Kraken has switched on perpetual futures trading for eligible U.S. customers, delivering one of crypto’s most widely used derivatives products through a domestically regulated venue for the first time at meaningful scale. The launch, announced Monday via the Kraken blog, marks a turning point in a years-long effort to bring the offshore perps market back onshore.
What Are Perpetual Futures — and Why Do They Matter?
Perpetual futures, universally known in the industry as “perps,” are derivative contracts that let traders take leveraged long or short positions on assets such as Bitcoin (BTC) or Ethereum (ETH) without actually owning them. Unlike traditional futures, positions can remain open indefinitely as long as margin requirements are met. The mechanism that keeps the contract price anchored to the underlying asset is a funding rate: every eight hours, a payment is exchanged between long and short position holders depending on whether the perpetual price is trading above or below spot.
The product’s flexibility has made it the engine of global crypto trading. Industry data shows perpetual contracts accounted for $61.7 trillion in trading volume during 2025, making up the majority of activity across the sector. For years, nearly all of that volume flowed through offshore exchanges beyond U.S. regulatory reach, leaving American traders with limited compliant options.
The Bitnomial Backbone
The launch rests on Bitnomial, which holds the full stack of U.S. derivatives licenses — exchange, clearinghouse, and brokerage. Payward closed the Bitnomial acquisition in May 2026, one year after completing its purchase of NinjaTrader in May 2025. Those two acquisitions gave Kraken the regulated infrastructure needed to offer perpetuals within a domestic venue.
The Bitnomial deal is valued at up to $550 million, with its regulatory footprint seen as a key strategic factor. Perps on Kraken Pro are offered through NinjaTrader Clearing, LLC — now operating as Kraken Derivatives US — which is registered with the CFTC as a Futures Commission Merchant.
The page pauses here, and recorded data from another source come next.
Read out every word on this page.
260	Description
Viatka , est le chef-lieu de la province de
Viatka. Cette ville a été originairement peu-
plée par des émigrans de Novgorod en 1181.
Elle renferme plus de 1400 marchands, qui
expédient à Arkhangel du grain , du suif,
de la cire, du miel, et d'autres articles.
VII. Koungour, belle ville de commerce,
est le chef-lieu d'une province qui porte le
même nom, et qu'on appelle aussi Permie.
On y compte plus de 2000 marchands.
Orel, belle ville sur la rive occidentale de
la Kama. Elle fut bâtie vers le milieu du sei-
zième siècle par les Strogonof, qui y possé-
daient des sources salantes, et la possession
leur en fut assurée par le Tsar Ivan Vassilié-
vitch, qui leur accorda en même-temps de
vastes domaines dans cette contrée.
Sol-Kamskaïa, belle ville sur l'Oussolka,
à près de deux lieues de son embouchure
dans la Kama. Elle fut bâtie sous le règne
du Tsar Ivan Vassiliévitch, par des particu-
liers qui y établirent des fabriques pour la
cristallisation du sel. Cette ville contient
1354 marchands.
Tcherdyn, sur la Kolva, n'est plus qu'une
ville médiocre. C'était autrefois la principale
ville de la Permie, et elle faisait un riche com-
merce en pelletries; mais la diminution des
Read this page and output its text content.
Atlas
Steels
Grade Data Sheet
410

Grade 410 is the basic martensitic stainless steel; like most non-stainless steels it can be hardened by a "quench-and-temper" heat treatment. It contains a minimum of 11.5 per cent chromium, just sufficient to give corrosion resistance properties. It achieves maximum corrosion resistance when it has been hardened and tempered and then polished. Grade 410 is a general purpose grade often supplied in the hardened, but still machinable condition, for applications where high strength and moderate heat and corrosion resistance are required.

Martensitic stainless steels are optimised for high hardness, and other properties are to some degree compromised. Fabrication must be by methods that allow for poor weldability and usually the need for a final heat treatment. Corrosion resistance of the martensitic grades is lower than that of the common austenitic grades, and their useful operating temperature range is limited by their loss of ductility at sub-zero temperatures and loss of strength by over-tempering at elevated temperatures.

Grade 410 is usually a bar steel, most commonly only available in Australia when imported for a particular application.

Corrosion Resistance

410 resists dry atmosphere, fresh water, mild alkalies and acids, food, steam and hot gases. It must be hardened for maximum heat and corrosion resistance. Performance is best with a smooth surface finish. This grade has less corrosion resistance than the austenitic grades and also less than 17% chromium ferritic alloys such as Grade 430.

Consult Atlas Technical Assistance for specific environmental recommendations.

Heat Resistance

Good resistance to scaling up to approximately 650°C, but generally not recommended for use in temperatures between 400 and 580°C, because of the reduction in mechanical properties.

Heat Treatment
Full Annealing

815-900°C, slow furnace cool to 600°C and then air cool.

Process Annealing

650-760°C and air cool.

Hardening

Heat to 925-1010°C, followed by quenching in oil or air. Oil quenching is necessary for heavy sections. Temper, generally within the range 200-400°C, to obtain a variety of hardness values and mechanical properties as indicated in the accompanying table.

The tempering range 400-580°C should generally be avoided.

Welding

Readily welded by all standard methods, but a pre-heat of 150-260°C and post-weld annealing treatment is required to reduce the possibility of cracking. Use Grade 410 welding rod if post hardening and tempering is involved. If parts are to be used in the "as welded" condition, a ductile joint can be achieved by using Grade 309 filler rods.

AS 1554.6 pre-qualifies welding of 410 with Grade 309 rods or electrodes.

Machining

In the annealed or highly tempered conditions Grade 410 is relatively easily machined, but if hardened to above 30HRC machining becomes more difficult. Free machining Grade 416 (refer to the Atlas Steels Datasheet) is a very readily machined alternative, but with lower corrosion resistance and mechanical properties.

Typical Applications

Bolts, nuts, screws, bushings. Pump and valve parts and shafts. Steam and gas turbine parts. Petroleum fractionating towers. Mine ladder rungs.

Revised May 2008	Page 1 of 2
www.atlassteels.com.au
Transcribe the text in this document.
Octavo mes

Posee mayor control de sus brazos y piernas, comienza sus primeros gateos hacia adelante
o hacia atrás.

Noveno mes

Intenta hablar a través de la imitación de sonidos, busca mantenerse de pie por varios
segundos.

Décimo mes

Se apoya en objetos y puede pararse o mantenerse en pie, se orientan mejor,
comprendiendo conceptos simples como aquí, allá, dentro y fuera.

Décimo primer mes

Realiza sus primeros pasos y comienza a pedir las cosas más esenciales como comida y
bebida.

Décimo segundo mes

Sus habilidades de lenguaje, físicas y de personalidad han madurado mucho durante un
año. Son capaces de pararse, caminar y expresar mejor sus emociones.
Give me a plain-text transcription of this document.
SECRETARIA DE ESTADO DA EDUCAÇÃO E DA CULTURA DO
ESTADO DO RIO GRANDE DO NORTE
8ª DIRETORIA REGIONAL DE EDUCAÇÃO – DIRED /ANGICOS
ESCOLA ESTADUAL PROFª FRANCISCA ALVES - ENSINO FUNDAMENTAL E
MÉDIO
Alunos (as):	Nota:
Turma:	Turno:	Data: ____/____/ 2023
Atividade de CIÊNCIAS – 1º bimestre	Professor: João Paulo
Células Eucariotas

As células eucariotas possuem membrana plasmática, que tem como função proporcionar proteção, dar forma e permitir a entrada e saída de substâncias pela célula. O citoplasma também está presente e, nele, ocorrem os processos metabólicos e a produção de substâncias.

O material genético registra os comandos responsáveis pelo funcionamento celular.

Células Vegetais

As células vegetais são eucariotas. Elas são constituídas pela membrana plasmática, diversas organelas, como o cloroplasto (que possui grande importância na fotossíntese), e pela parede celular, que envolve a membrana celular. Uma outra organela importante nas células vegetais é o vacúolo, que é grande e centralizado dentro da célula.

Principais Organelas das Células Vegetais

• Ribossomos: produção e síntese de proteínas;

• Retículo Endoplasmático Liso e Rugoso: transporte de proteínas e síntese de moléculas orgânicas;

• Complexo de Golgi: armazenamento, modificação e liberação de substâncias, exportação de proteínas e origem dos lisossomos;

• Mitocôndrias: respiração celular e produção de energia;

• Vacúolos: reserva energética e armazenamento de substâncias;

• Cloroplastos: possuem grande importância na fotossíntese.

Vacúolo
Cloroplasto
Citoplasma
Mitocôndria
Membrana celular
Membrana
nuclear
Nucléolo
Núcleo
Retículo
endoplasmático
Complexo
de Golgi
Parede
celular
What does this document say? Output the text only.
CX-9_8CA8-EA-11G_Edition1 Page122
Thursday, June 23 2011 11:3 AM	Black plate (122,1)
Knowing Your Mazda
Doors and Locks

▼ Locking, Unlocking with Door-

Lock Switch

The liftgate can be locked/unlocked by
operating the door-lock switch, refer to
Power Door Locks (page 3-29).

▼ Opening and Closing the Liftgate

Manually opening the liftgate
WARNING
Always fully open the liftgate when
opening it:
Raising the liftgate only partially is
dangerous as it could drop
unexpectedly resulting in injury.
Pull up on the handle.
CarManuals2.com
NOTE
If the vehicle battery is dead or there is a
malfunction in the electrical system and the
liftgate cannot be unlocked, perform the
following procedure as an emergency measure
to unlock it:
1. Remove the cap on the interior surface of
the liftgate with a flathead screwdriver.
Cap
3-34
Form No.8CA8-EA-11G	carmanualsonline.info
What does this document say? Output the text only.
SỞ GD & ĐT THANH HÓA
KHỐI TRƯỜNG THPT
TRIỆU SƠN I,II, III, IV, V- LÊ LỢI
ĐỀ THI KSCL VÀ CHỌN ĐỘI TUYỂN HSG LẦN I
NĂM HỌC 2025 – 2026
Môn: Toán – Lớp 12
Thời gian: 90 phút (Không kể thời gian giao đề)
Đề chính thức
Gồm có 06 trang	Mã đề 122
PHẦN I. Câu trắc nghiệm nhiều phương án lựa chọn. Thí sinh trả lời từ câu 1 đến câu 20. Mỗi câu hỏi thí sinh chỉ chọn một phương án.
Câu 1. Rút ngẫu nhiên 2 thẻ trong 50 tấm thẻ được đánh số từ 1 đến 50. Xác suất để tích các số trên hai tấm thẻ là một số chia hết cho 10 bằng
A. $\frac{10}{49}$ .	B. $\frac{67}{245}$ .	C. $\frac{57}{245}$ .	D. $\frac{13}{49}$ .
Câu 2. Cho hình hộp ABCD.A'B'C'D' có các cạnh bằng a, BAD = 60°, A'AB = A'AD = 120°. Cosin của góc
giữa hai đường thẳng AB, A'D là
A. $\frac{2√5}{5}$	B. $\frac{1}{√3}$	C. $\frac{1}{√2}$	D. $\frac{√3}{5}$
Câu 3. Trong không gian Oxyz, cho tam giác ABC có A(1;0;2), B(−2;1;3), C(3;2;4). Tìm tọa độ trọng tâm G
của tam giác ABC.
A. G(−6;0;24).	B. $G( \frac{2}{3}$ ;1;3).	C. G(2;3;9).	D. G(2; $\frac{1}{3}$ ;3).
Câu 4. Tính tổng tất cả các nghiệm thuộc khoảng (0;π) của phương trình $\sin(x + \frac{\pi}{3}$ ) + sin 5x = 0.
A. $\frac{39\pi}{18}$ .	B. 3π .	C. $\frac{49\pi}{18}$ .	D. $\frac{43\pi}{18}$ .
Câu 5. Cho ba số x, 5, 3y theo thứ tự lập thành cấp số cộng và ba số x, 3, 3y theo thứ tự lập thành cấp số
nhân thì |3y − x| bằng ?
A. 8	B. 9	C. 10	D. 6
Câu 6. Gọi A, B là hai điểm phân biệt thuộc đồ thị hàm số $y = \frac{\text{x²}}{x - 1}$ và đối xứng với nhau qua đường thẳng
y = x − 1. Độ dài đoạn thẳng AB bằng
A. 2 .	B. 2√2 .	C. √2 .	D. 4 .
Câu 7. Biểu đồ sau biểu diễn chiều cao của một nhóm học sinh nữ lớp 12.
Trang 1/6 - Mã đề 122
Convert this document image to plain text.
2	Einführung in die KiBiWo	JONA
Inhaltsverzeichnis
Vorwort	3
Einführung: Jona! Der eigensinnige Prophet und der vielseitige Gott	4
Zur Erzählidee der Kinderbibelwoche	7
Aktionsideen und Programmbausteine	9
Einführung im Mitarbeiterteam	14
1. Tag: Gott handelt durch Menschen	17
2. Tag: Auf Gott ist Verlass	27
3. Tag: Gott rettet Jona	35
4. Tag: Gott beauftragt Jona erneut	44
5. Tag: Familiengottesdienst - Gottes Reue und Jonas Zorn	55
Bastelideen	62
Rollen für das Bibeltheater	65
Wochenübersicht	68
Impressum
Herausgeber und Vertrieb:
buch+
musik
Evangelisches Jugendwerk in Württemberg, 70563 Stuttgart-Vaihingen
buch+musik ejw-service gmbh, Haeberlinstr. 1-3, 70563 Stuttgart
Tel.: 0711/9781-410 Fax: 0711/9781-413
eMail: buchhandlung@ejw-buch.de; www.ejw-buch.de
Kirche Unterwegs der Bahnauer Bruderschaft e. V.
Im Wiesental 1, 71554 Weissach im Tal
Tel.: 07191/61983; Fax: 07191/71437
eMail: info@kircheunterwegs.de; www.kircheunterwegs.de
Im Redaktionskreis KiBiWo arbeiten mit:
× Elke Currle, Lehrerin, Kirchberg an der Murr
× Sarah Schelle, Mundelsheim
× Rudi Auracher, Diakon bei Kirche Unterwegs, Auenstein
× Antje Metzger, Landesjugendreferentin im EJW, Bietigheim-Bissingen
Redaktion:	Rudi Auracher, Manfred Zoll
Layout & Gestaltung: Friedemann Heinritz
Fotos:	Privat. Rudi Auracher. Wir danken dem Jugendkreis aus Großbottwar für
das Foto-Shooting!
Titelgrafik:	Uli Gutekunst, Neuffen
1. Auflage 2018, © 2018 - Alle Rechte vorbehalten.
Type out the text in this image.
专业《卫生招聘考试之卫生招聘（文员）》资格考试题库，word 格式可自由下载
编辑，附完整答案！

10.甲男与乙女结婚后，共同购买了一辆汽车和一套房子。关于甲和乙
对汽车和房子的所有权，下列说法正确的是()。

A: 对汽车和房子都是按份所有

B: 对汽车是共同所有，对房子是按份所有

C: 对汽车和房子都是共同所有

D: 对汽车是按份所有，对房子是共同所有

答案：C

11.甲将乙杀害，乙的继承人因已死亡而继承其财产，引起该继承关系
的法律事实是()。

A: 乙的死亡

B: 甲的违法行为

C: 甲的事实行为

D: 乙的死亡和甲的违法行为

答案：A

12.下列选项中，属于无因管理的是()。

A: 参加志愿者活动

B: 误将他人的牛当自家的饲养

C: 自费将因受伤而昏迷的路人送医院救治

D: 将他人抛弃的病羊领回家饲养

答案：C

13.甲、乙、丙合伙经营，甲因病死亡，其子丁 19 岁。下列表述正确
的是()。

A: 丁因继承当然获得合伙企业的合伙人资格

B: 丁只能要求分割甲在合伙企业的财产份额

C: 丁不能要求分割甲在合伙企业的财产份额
Perpetual contracts sit in the same futures wallet as Kraken’s existing CME-listed products, so traders can manage both types of positions with the same funds. Payward and Kraken co-CEO Arjun Sethi said the goal was straightforward: “Spot, margin, futures, and now perpetuals all live in the same account at Kraken.”

US perpetual futures are live on Kraken Pro
A Shifting Regulatory Landscape
The launch did not happen in a vacuum. In May 2026, the CFTC approved Kalshi’s Bitcoin perpetual contract and issued guidance that also cleared a path for Coinbase to connect U.S. customers to global options and perpetual markets. Kalshi’s own perps debut earlier this month generated more than $1 billion in volume within a week, signaling strong pent-up domestic demand.
Late Friday, the CFTC went a step further, issuing a no-action letter that allows regulated exchanges to convert expiring futures contracts into true perpetuals, provided they meet customer protection conditions. That letter is set to expire at the end of June, making the timing of Kraken’s rollout particularly well-placed.
CFTC Chair Mike Selig also moved this week to address skepticism about whether perps are legally permissible under the Commodity Exchange Act. Selig rejected the claim that perpetual futures conflict with the Commodity Exchange Act because they do not expire, arguing that neither the Act nor the agency’s regulations explicitly define “futures contract” or require a fixed expiration or delivery date.

A Shifting Regulatory Landscape
What’s Available at Launch
At launch, contracts cover major cryptocurrencies including Bitcoin, Ethereum, Solana, XRP, Cardano, Chainlink, Dogecoin, Litecoin, and Avalanche. Kraken said it plans to expand both the range of contracts and collateral options over time.
Darius Tabatabai, Head of Kraken Pro, said the integrated setup changes how U.S. clients can build and manage positions: “Perpetuals, spot, margin and CME-listed futures now sit on one interface.” He credited Bitnomial’s regulatory infrastructure for enabling the rapid rollout.
Who Comes Next?
Kraken’s head of derivatives John Palmer suggested the adoption curve could mirror what happened with spot Bitcoin ETFs — sophisticated traders and proprietary desks entering first, followed by investment advisers and asset managers once they complete compliance reviews.
The launch marks one of the first opportunities for eligible U.S. traders to access perpetual futures through a CFTC-regulated venue, a market that has historically been dominated by offshore exchanges. Platforms like Hyperliquid have built substantial followings by serving the professional trader segment that found no regulated domestic alternative. That dynamic may now begin to shift.
For U.S. crypto traders, the calculus is simple: a product that drove more than $60 trillion in global volume last year can now be accessed without routing capital offshore, without counterparty risk on an unregulated venue, and — critically — within a single account that already holds their spot and futures positions.